YOUR SOLIN GENERATED RECIPE
Grilled Chicken and Quinoa Power Bowl with Roasted Broccoli
Tender grilled chicken and fluffy quinoa paired with oven-roasted broccoli florets, finished with a squeeze of lemon and a dash of smoky paprika.
INGREDIENTS
4.5 ounces Chicken Breast
0.75 cup cooked Quinoa
1.5 cups Broccoli florets
2 teaspoons Extra Virgin Olive Oil
1 tablespoon Lemon Juice
Pinch of sea salt and smoky paprika
PREPARATION
Preheat your oven to 400°F and line a small baking sheet with parchment paper.
Toss the broccoli florets with one teaspoon of olive oil and a pinch of sea salt, then roast for 15-20 minutes until the edges are slightly charred.
Season the chicken breast with smoky paprika and sea salt, then grill over medium-high heat for 6-7 minutes per side until fully cooked.

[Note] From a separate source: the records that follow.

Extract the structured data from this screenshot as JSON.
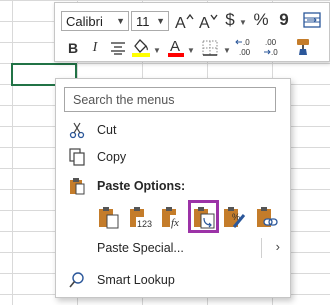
{
  "mini_toolbar": {
    "font_name": "Calibri",
    "font_size": "11",
    "grow_font_icon": "A^",
    "shrink_font_icon": "Aˇ",
    "currency_symbol": "$",
    "percent_symbol": "%",
    "comma_style_icon": "9",
    "bold_label": "B",
    "italic_label": "I",
    "font_color_label": "A",
    "increase_decimal_label": "←.0 .00",
    "decrease_decimal_label": ".00 →.0"
  },
  "context_menu": {
    "search_placeholder": "Search the menus",
    "cut_label": "Cut",
    "cut_hotkey_char": "t",
    "copy_label": "Copy",
    "paste_options_label": "Paste Options:",
    "paste_special_label": "Paste Special...",
    "smart_lookup_label": "Smart Lookup"
  },
  "colors": {
    "highlight_box": "#9c33a7",
    "fill_color_swatch": "#ffff00",
    "font_color_swatch": "#ff0000",
    "active_cell_border": "#217346",
    "clipboard_orange": "#c47c2a"
  }
}
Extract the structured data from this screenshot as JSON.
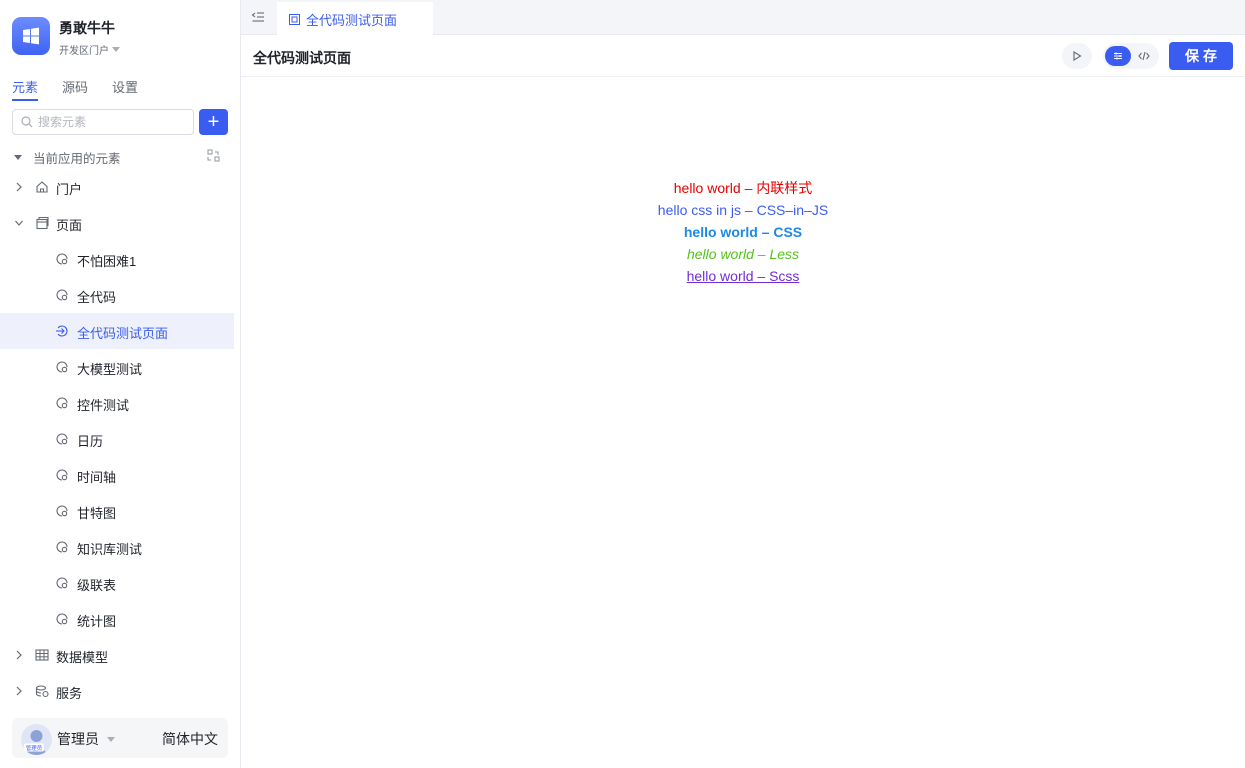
{
  "app": {
    "name": "勇敢牛牛",
    "portal": "开发区门户"
  },
  "tabs": [
    "元素",
    "源码",
    "设置"
  ],
  "search": {
    "placeholder": "搜索元素"
  },
  "tree": {
    "header": "当前应用的元素",
    "nodes": [
      {
        "label": "门户",
        "icon": "home-icon",
        "expanded": false
      },
      {
        "label": "页面",
        "icon": "pages-icon",
        "expanded": true,
        "children": [
          "不怕困难1",
          "全代码",
          "全代码测试页面",
          "大模型测试",
          "控件测试",
          "日历",
          "时间轴",
          "甘特图",
          "知识库测试",
          "级联表",
          "统计图"
        ]
      },
      {
        "label": "数据模型",
        "icon": "table-icon",
        "expanded": false
      },
      {
        "label": "服务",
        "icon": "service-icon",
        "expanded": false
      }
    ],
    "selected": "全代码测试页面"
  },
  "footer": {
    "avatar_tag": "管理员",
    "user": "管理员",
    "language": "简体中文"
  },
  "open_tab": {
    "label": "全代码测试页面"
  },
  "page": {
    "title": "全代码测试页面",
    "save_label": "保存"
  },
  "canvas": {
    "lines": [
      "hello world – 内联样式",
      "hello css in js – CSS–in–JS",
      "hello world – CSS",
      "hello world – Less",
      "hello world – Scss"
    ]
  },
  "colors": {
    "accent": "#3b5cf0",
    "inline": "#e60000",
    "css_in_js": "#3b5cf0",
    "css": "#1e88e5",
    "less": "#52c41a",
    "scss": "#722ed1"
  }
}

While the chicken rests, fluff the pre-cooked quinoa and place it in the base of a serving bowl.
Slice the grilled chicken into strips and arrange it over the quinoa along with the roasted broccoli.
Drizzle the remaining teaspoon of olive oil and the fresh lemon juice over the entire bowl before serving.